This project featured in Issue Five: Big Questions
Prudence uses photography as a tool to highlight environmental issues such as climate change and plastic pollution. The project 'Finite' explores the impact of climate change on glaciers and in turn the socio-political world today. It also looks at our throwaway society by personifying plastic bags to communicate the threat they pose to wildlife and our ecosystem. This project hopes to inspire change by creating thought provoking images and raise awareness about the impact of twenty first century consumer lifestyle on our fragile planet and the urgent need for change.
Glaciers are key indicators of climate change so Prudence set out for Iceland to photograph these disappearing forms. Skaftafellsjökull is one of the tongues that stretches from Vatnajökull: the largest glacier In Europe. The brilliant blue ice that can be seen is created through years of condensed snowfall. The compact snow squeezes out air bubbles and creates crystals.
Over the past 10 years Skaftafellsjökull has been receding at an unprecedented rate and may soon vanish, losing a natural beauty and thousands of years of history. This phenomenon is being recorded not only in Iceland but the world over. Not only are we losing natural wonders but more alarmingly as glaciers melt they cause sea levels to rise and the earth to warm. As masses of white land starts to vanish it uncovers a darker surface which absorbs 80% more of the suns heat. The consequences to the disruption we are causing to the ecosystem could be catastrophic and irreversible.
Another human impact that is starting to consume and destroy our planet is our obsession with single use plastic. Since the 1950s to 2018, an estimated 6.3 billion tons of plastic has been produced worldwide, an estimated 9% of that has been recycled. If we continue our lifestyle it is predicted that by 2050 the ratio of plastic to fish will be greater than 1:1.
Plastic pollution adversely affects oceans ecosystem and the natural wildlife. It is also now starting to become part of the food chain. Most of the ocean remains a mystery as 95% is still unexplored. Just imagine what could be living beneath...
Prudence's work was inspired by deep sea animals. This is perhaps a glimpse in to the not so distant future where plastic has become a living creature of the deep. Although plastic pollution and climate change is an increasing risk and at times may seem like an overwhelming problem, it’s not too late to do something. If we all demand change and implement small adjustments to our daily life, we can do our bit to save this beautiful place we call home and prevent further extinction for future wildlife.
“We Do Not Inherit the Earth from our ancestors: we borrow it from our children”
- Native American proverb
Photography is a creative tool that I utilise to transform and transpire my ideas in to a solid form; where people can see my world and create their own emotions and opinions on it. It's an opportunity to force the audience to see how I see, to view the world from my perspective. It is also a way of materialising a memory or story and communicating that with the rest of the world just like a writer or journalist may do. I find life behind a camera is a very educational one. I use my camera to find out more about people and the world around me. For example, during my visit to Calais to document the refugee crisis I learnt a lot about peoples suffering but also was inspired by their strength. The reality of the crisis compared with general opinion made me want to challenge preconceived perceptions.

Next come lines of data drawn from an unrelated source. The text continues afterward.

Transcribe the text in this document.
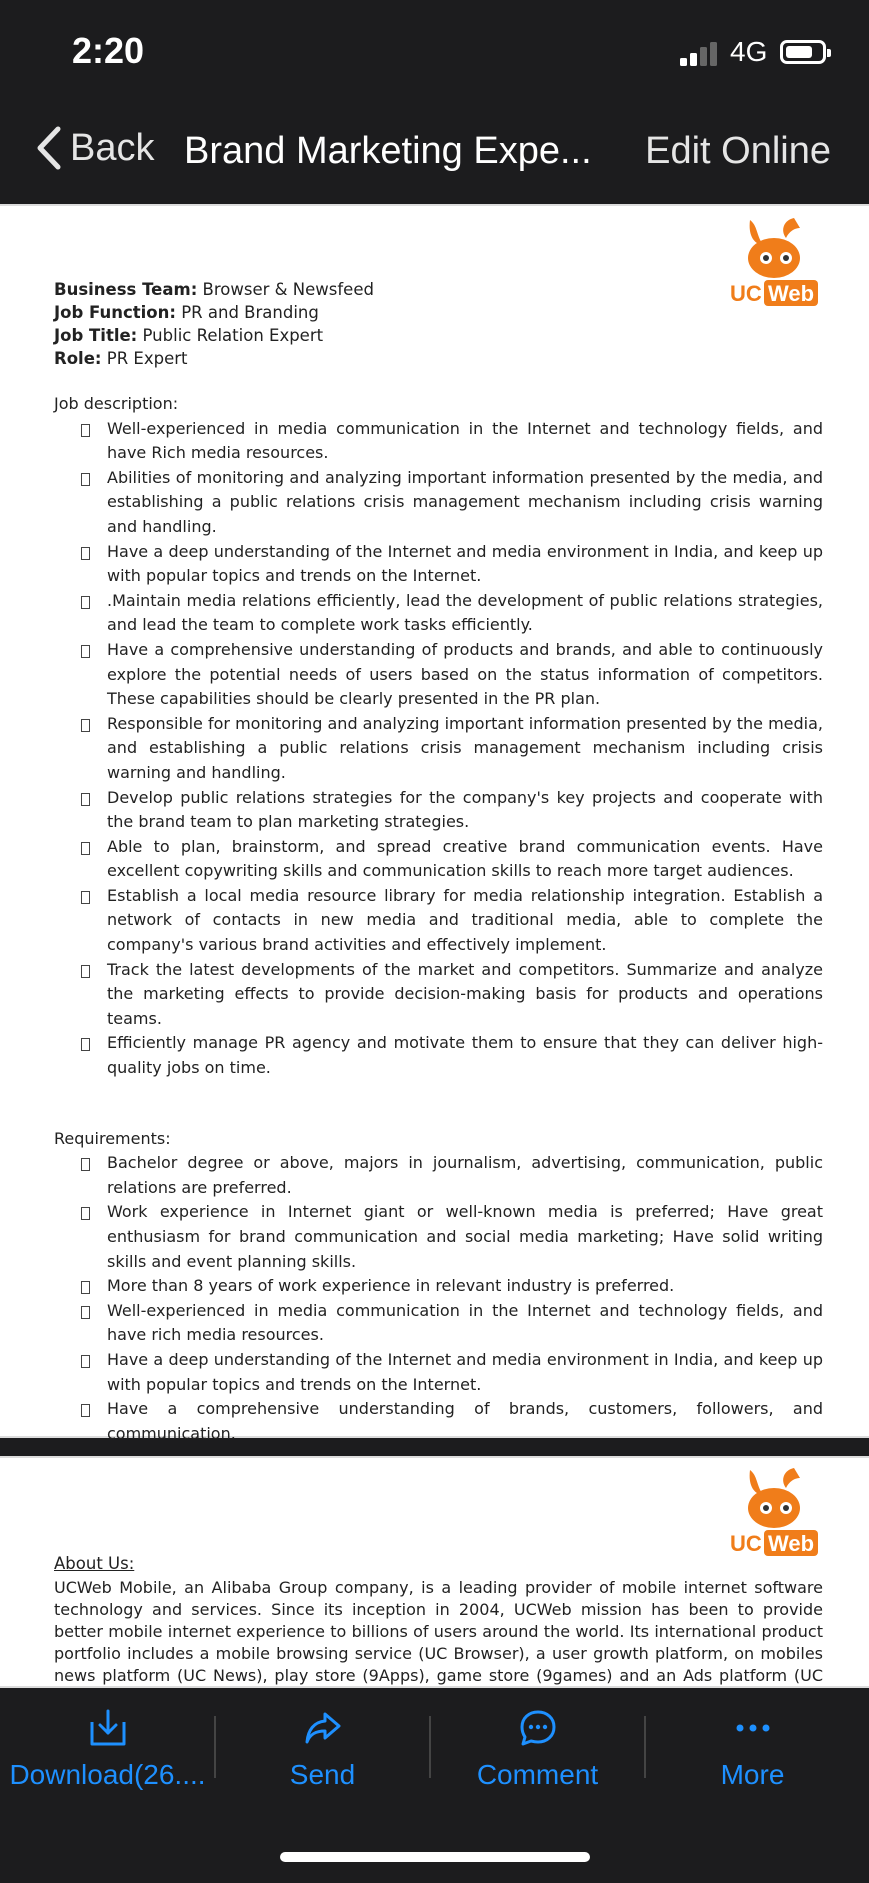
2:20	4G
Back Brand Marketing Expe... Edit Online
UC Web
Business Team: Browser & Newsfeed
Job Function: PR and Branding
Job Title: Public Relation Expert
Role: PR Expert
Job description:
Well-experienced in media communication in the Internet and technology fields, and have Rich media resources.
Abilities of monitoring and analyzing important information presented by the media, and establishing a public relations crisis management mechanism including crisis warning and handling.
Have a deep understanding of the Internet and media environment in India, and keep up with popular topics and trends on the Internet.
.Maintain media relations efficiently, lead the development of public relations strategies, and lead the team to complete work tasks efficiently.
Have a comprehensive understanding of products and brands, and able to continuously explore the potential needs of users based on the status information of competitors. These capabilities should be clearly presented in the PR plan.
Responsible for monitoring and analyzing important information presented by the media, and establishing a public relations crisis management mechanism including crisis warning and handling.
Develop public relations strategies for the company's key projects and cooperate with the brand team to plan marketing strategies.
Able to plan, brainstorm, and spread creative brand communication events. Have excellent copywriting skills and communication skills to reach more target audiences.
Establish a local media resource library for media relationship integration. Establish a network of contacts in new media and traditional media, able to complete the company's various brand activities and effectively implement.
Track the latest developments of the market and competitors. Summarize and analyze the marketing effects to provide decision-making basis for products and operations teams.
Efficiently manage PR agency and motivate them to ensure that they can deliver high-quality jobs on time.
Requirements:
Bachelor degree or above, majors in journalism, advertising, communication, public relations are preferred.
Work experience in Internet giant or well-known media is preferred; Have great enthusiasm for brand communication and social media marketing; Have solid writing skills and event planning skills.
More than 8 years of work experience in relevant industry is preferred.
Well-experienced in media communication in the Internet and technology fields, and have rich media resources.
Have a deep understanding of the Internet and media environment in India, and keep up with popular topics and trends on the Internet.
Have a comprehensive understanding of brands, customers, followers, and communication.
UC Web
About Us:
UCWeb Mobile, an Alibaba Group company, is a leading provider of mobile internet software technology and services. Since its inception in 2004, UCWeb mission has been to provide better mobile internet experience to billions of users around the world. Its international product portfolio includes a mobile browsing service (UC Browser), a user growth platform, on mobiles news platform (UC News), play store (9Apps), game store (9games) and an Ads platform (UC
Download(26....	Send	Comment	More
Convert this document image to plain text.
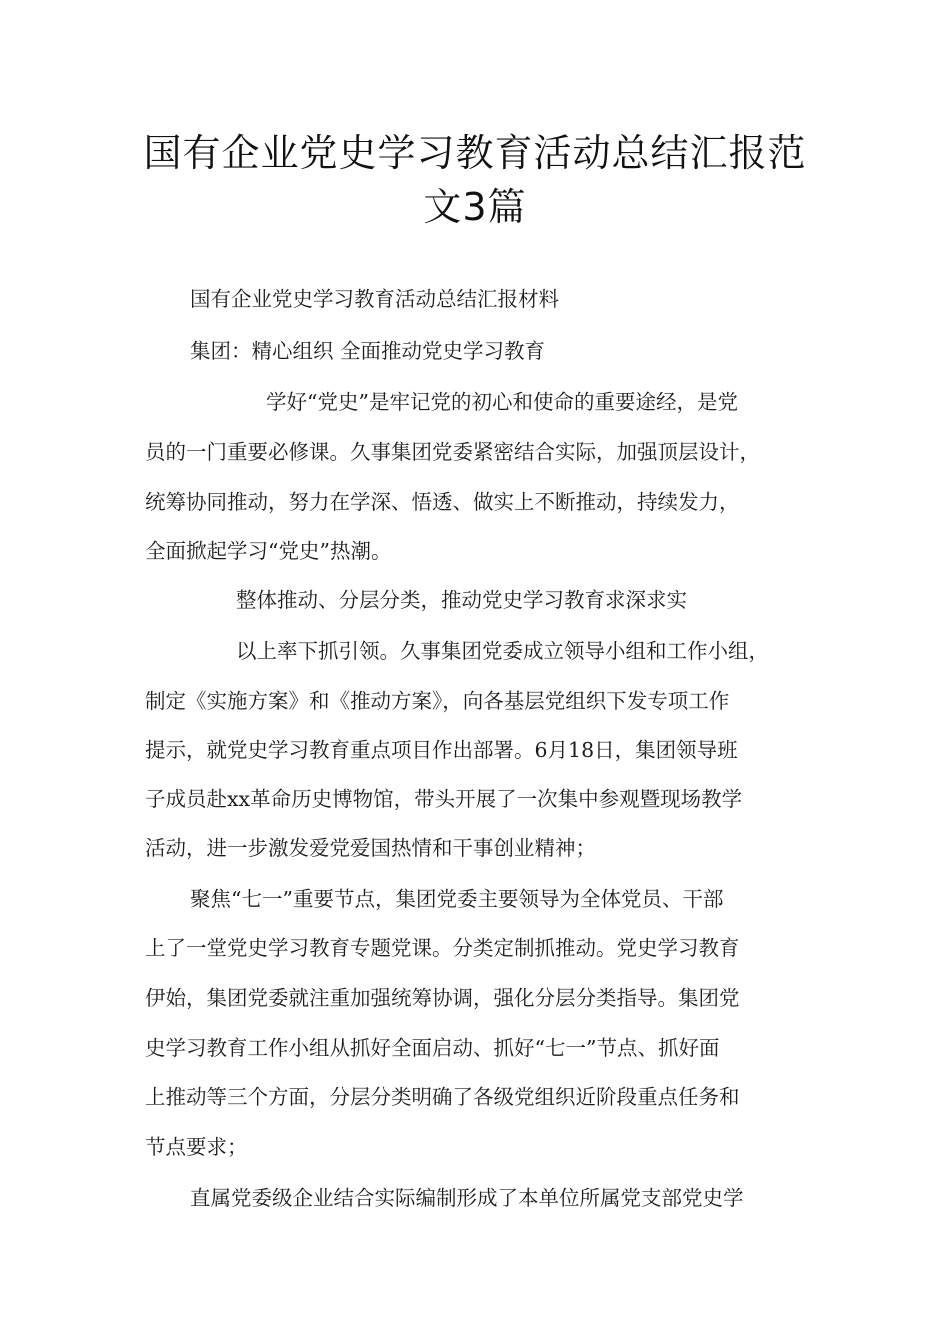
国有企业党史学习教育活动总结汇报范
文3篇
国有企业党史学习教育活动总结汇报材料
集团：精心组织 全面推动党史学习教育
学好“党史”是牢记党的初心和使命的重要途经，是党
员的一门重要必修课。久事集团党委紧密结合实际，加强顶层设计，
统筹协同推动，努力在学深、悟透、做实上不断推动，持续发力，
全面掀起学习“党史”热潮。
整体推动、分层分类，推动党史学习教育求深求实
以上率下抓引领。久事集团党委成立领导小组和工作小组，
制定《实施方案》和《推动方案》，向各基层党组织下发专项工作
提示，就党史学习教育重点项目作出部署。6月18日，集团领导班
子成员赴xx革命历史博物馆，带头开展了一次集中参观暨现场教学
活动，进一步激发爱党爱国热情和干事创业精神；
聚焦“七一”重要节点，集团党委主要领导为全体党员、干部
上了一堂党史学习教育专题党课。分类定制抓推动。党史学习教育
伊始，集团党委就注重加强统筹协调，强化分层分类指导。集团党
史学习教育工作小组从抓好全面启动、抓好“七一”节点、抓好面
上推动等三个方面，分层分类明确了各级党组织近阶段重点任务和
节点要求；
直属党委级企业结合实际编制形成了本单位所属党支部党史学
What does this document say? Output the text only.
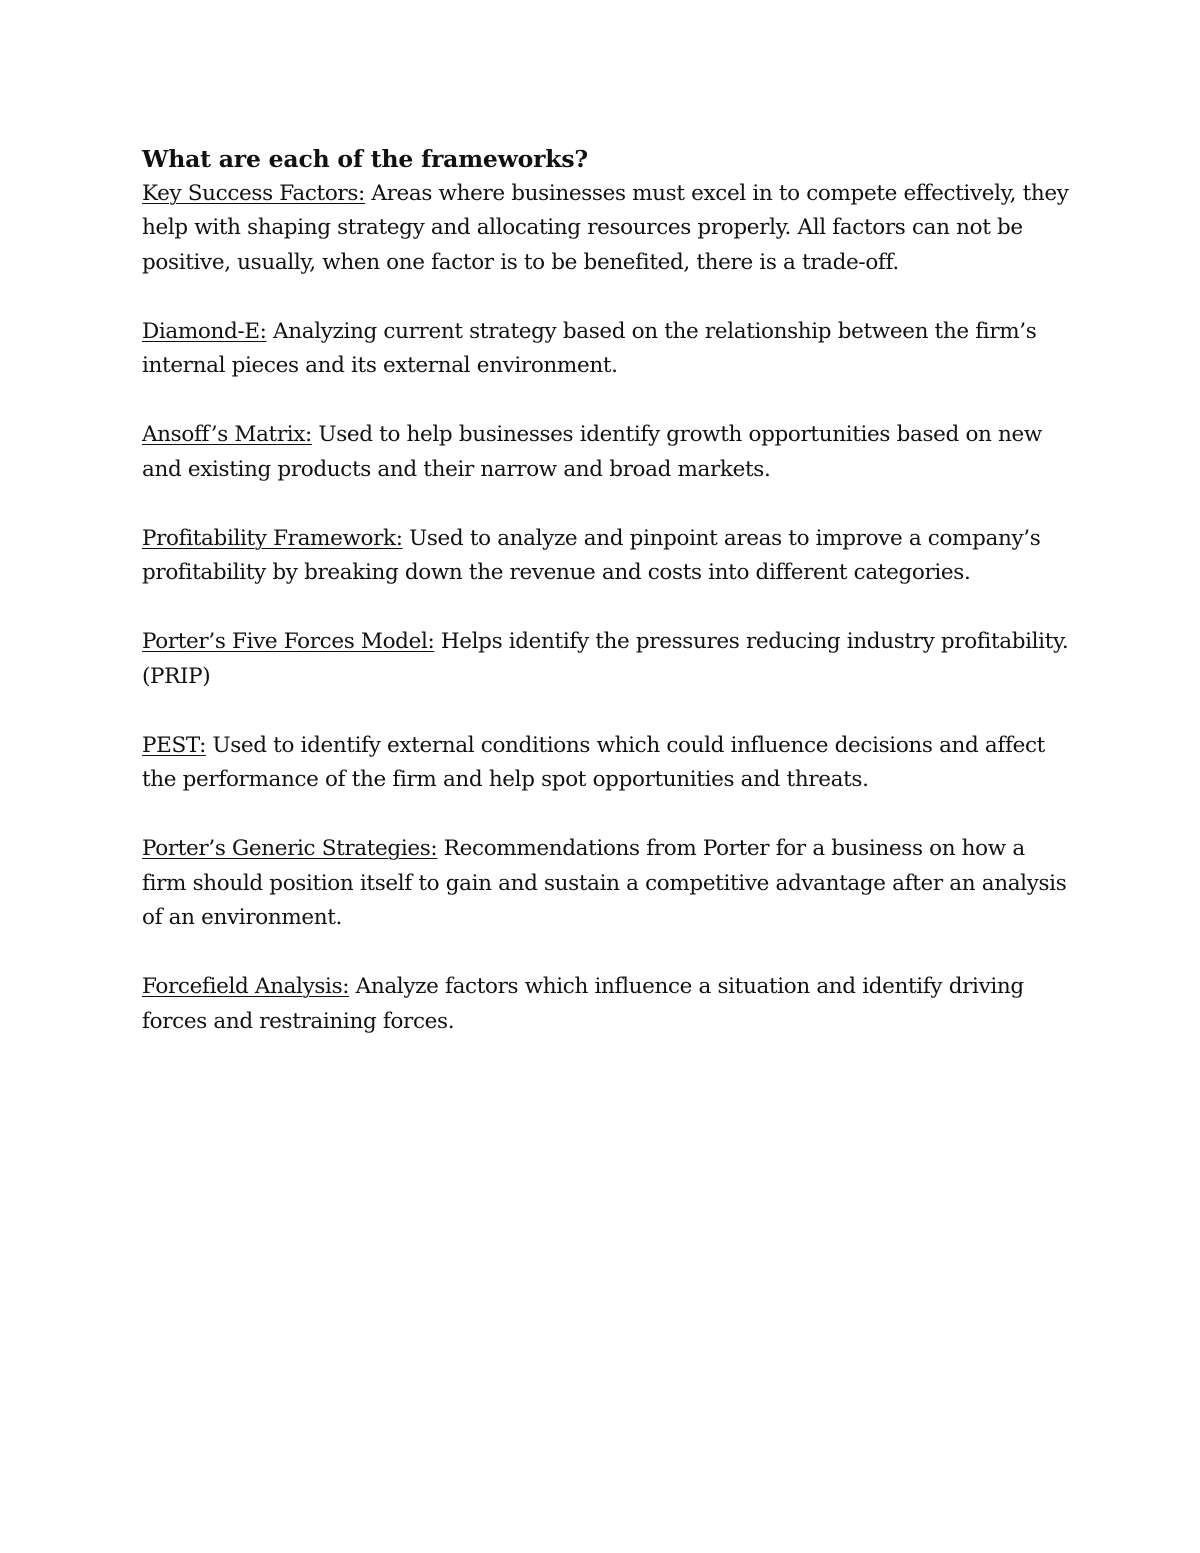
What are each of the frameworks?

Key Success Factors: Areas where businesses must excel in to compete effectively, they help with shaping strategy and allocating resources properly. All factors can not be positive, usually, when one factor is to be benefited, there is a trade-off.

Diamond-E: Analyzing current strategy based on the relationship between the firm’s internal pieces and its external environment.

Ansoff’s Matrix: Used to help businesses identify growth opportunities based on new and existing products and their narrow and broad markets.

Profitability Framework: Used to analyze and pinpoint areas to improve a company’s profitability by breaking down the revenue and costs into different categories.

Porter’s Five Forces Model: Helps identify the pressures reducing industry profitability. (PRIP)

PEST: Used to identify external conditions which could influence decisions and affect the performance of the firm and help spot opportunities and threats.

Porter’s Generic Strategies: Recommendations from Porter for a business on how a firm should position itself to gain and sustain a competitive advantage after an analysis of an environment.

Forcefield Analysis: Analyze factors which influence a situation and identify driving forces and restraining forces.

Photography has been around me ever since I was born, I’ve lived with a camera and I understand it like it was a limb. I incorporated it in to my art and also studied it at A-level. I then chose to further my education in photography by doing an Art and Design Foundation Diploma specialising in photography, specifically developing my practice of still life abstract photography. In 2013 I spent two years in a mentorship by creative director Marksteen Adamson. I gained confidence with portraiture and street photography and have since then spent my time practicing story-telling through portraiture, still life and landscape discourse. I have now graduated with a first-class hons degree in photography and feel I have a clear interest in the human condition. Photography enable’s me to articulate my personal feelings, beliefs and values into a visual form that can be communicated to others.